Deep underneath Transylvania in a huge subterranean cavern, kids ride a glowing Ferris wheel in the dark. Nearby, some people are playing mini-golf, while others row boats on an underground lake. Salina Turda, where all this takes place, is not your standard disused salt mine.
Mining has been taking place at Salina Turda since at least the 11th century, and maybe as far back as the Roman Empire. Running as a continually working mine from the 17th century, Salina Turda peaked in production during the First World War when Romania’s armed forces demanded large amounts of salt. However, with a larger mine operating nearby and decreasing quality of salt as clay deposits were exposed, the mine closed in 1932. Salina Turda was in limbo for the next 60 years. It was used as a bomb shelter and for storing cheeses—in fact, part of the mine is still used to store cheese.

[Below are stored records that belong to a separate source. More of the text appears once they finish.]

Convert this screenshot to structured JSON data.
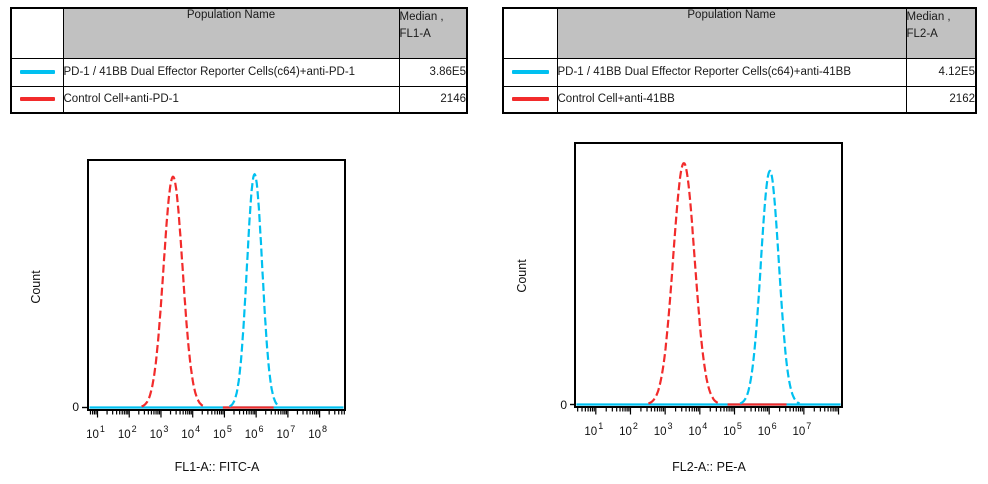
{
  "colors": {
    "reporter_cyan": "#00c0f0",
    "control_red": "#f22b2b",
    "table_header_bg": "#c1c1c1",
    "axis_black": "#111111"
  },
  "panels": [
    {
      "table": {
        "population_header": "Population Name",
        "median_header_line1": "Median ,",
        "median_header_line2": "FL1-A",
        "rows": [
          {
            "color": "#00c0f0",
            "name": "PD-1 / 41BB Dual Effector Reporter Cells(c64)+anti-PD-1",
            "median": "3.86E5"
          },
          {
            "color": "#f22b2b",
            "name": "Control Cell+anti-PD-1",
            "median": "2146"
          }
        ]
      }
    },
    {
      "table": {
        "population_header": "Population Name",
        "median_header_line1": "Median ,",
        "median_header_line2": "FL2-A",
        "rows": [
          {
            "color": "#00c0f0",
            "name": "PD-1 / 41BB Dual Effector Reporter Cells(c64)+anti-41BB",
            "median": "4.12E5"
          },
          {
            "color": "#f22b2b",
            "name": "Control Cell+anti-41BB",
            "median": "2162"
          }
        ]
      }
    }
  ],
  "chart_data": [
    {
      "type": "line",
      "subtype": "flow-cytometry-histogram",
      "title": "",
      "xlabel": "FL1-A:: FITC-A",
      "ylabel": "Count",
      "x_scale": "log10",
      "xlim_log10": [
        0.7,
        8.8
      ],
      "x_tick_exponents": [
        1,
        2,
        3,
        4,
        5,
        6,
        7,
        8
      ],
      "y_zero_label": "0",
      "grid": false,
      "legend": "in table above",
      "series": [
        {
          "name": "Control Cell+anti-PD-1",
          "color": "#f22b2b",
          "median_value": "2146",
          "peak_center_log10": 3.38,
          "peak_sigma_log10": 0.3,
          "peak_height_frac": 0.94
        },
        {
          "name": "PD-1 / 41BB Dual Effector Reporter Cells(c64)+anti-PD-1",
          "color": "#00c0f0",
          "median_value": "3.86E5",
          "peak_center_log10": 5.95,
          "peak_sigma_log10": 0.24,
          "peak_height_frac": 0.95
        }
      ],
      "baseline": {
        "full_width_color": "#00c0f0",
        "overlay_color": "#f22b2b",
        "overlay_range_log10": [
          4.95,
          6.55
        ]
      }
    },
    {
      "type": "line",
      "subtype": "flow-cytometry-histogram",
      "title": "",
      "xlabel": "FL2-A:: PE-A",
      "ylabel": "Count",
      "x_scale": "log10",
      "xlim_log10": [
        0.4,
        8.1
      ],
      "x_tick_exponents": [
        1,
        2,
        3,
        4,
        5,
        6,
        7
      ],
      "y_zero_label": "0",
      "grid": false,
      "legend": "in table above",
      "series": [
        {
          "name": "Control Cell+anti-41BB",
          "color": "#f22b2b",
          "median_value": "2162",
          "peak_center_log10": 3.54,
          "peak_sigma_log10": 0.31,
          "peak_height_frac": 0.93
        },
        {
          "name": "PD-1 / 41BB Dual Effector Reporter Cells(c64)+anti-41BB",
          "color": "#00c0f0",
          "median_value": "4.12E5",
          "peak_center_log10": 6.02,
          "peak_sigma_log10": 0.26,
          "peak_height_frac": 0.9
        }
      ],
      "baseline": {
        "full_width_color": "#00c0f0",
        "overlay_color": "#f22b2b",
        "overlay_range_log10": [
          4.8,
          6.5
        ]
      }
    }
  ]
}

In 1992, Salina Turda was transformed into the tourist attraction that exists today. Visitors enter the Salina Turda park through centuries-old vertical shafts once used to transport miners. Lowered 120 meters (394 feet) through the beautiful marbled salt walls, they descend into something that looks like a futuristic colony built after humanity had to retreat underground to rebuild civilization.
Inside they will find an 180-seat amphitheater, a carousel, ping-pong tables, basketball hoops, mini-golf, and bowling. Old machinery still stands within the underground expanse and some of it is used to lead people on tours. For many, the real show-stopper is the Terezia Mine, a vast, cone-shaped chamber with an underground lake created by salt waste deposited over the years. Boats are available for rent to explore the lake and a Ferris wheel allows visitors to get a closer look at the cave’s many stalactites.
Not feeling the carnival rides? The mine is used as a health spa where the cool temperature, high humidity, and clean air are said to help with respiratory ailments.
If that’s not enough, Salina Turda also has free wi-fi.